USDA Agriculture Census – The Agriculture Census is conducted every five years and collects facts and figures about American agriculture at the County level. It is conducted through a multi-year outreach effort by USDA staff and relies on accurate and timely responses from agricultural operations. The next Census is set to be released in 2022.

Growth Management Act (RCW 36.70A) – The Growth Management Act (GMA) shapes agricultural policies through the Pierce County Comprehensive Plan. It is the growth management act’s legislative order to maintain and enhance the agricultural industry and conserve productive agricultural lands.

Pierce County Comprehensive Plan – The Pierce County Comprehensive Plan was originally adopted November 1994. The Plan guides growth and future land use decisions in the County over a 20-year period. This document is regularly updated, with an amendment process that can be initiated through multiple channels.

Pierce County Community Plans – The Pierce County Community Plans are part of the Pierce County Code. Community Plans may have agriculture-specific guidelines that go beyond those included in the Comprehensive Plan. Not all areas of the County have their own Community Plan, so the agricultural policies from the Comprehensive Plan shall be applied in those areas.

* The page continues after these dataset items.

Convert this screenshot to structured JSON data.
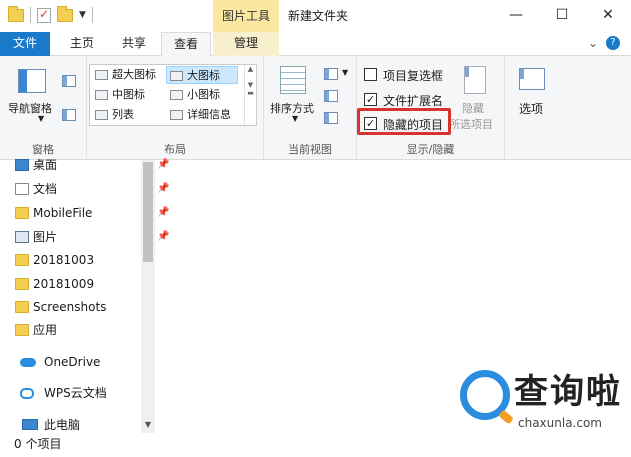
{
  "titlebar": {
    "context_tab": "图片工具",
    "window_title": "新建文件夹",
    "minimize": "—",
    "maximize": "☐",
    "close": "✕"
  },
  "tabs": {
    "file": "文件",
    "home": "主页",
    "share": "共享",
    "view": "查看",
    "manage": "管理",
    "collapse_icon": "⌄",
    "help_icon": "?"
  },
  "ribbon": {
    "panes": {
      "navigation_pane": "导航窗格",
      "label": "窗格"
    },
    "layout": {
      "items": [
        "超大图标",
        "大图标",
        "中图标",
        "小图标",
        "列表",
        "详细信息"
      ],
      "selected": "大图标",
      "label": "布局"
    },
    "current_view": {
      "sort_by": "排序方式",
      "label": "当前视图"
    },
    "show_hide": {
      "item_checkboxes": "项目复选框",
      "item_checkboxes_checked": false,
      "file_extensions": "文件扩展名",
      "file_extensions_checked": true,
      "hidden_items": "隐藏的项目",
      "hidden_items_checked": true,
      "hide_selected_line1": "隐藏",
      "hide_selected_line2": "所选项目",
      "label": "显示/隐藏"
    },
    "options": "选项"
  },
  "nav": {
    "items": [
      {
        "label": "桌面",
        "icon": "desktop-icon",
        "pinned": true
      },
      {
        "label": "文档",
        "icon": "document-icon",
        "pinned": true
      },
      {
        "label": "MobileFile",
        "icon": "folder-icon",
        "pinned": true
      },
      {
        "label": "图片",
        "icon": "picture-icon",
        "pinned": true
      },
      {
        "label": "20181003",
        "icon": "folder-icon",
        "pinned": false
      },
      {
        "label": "20181009",
        "icon": "folder-icon",
        "pinned": false
      },
      {
        "label": "Screenshots",
        "icon": "folder-icon",
        "pinned": false
      },
      {
        "label": "应用",
        "icon": "folder-icon",
        "pinned": false
      },
      {
        "label": "OneDrive",
        "icon": "cloud-icon",
        "pinned": false
      },
      {
        "label": "WPS云文档",
        "icon": "cloud-icon",
        "pinned": false
      },
      {
        "label": "此电脑",
        "icon": "computer-icon",
        "pinned": false
      }
    ]
  },
  "status": {
    "item_count": "0 个项目"
  },
  "watermark": {
    "title": "查询啦",
    "url": "chaxunla.com"
  },
  "colors": {
    "file_tab": "#1979ca",
    "context_tab": "#fbe8a0",
    "highlight": "#d9342b"
  }
}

Fresh Look at Pierce County Agriculture (2016 Study on Pierce County Agriculture and ARL Designation) – This study was initiated by the Pierce County Council to study the state of agriculture in Pierce County and its Agriculture Resource Land designations.

Preserving Farmland and Farmers (2006 Pierce County Agriculture Strategic Plan) – The 2006 Strategic Plan is a snapshot of how agriculture in Pierce County was undergoing rapid change in the mid-2000’s. Many of the findings and conclusions are still relevant today as Pierce County farms continue to face challenges from development pressures, high costs of doing business, inadequate agricultural infrastructure, and maintaining market access.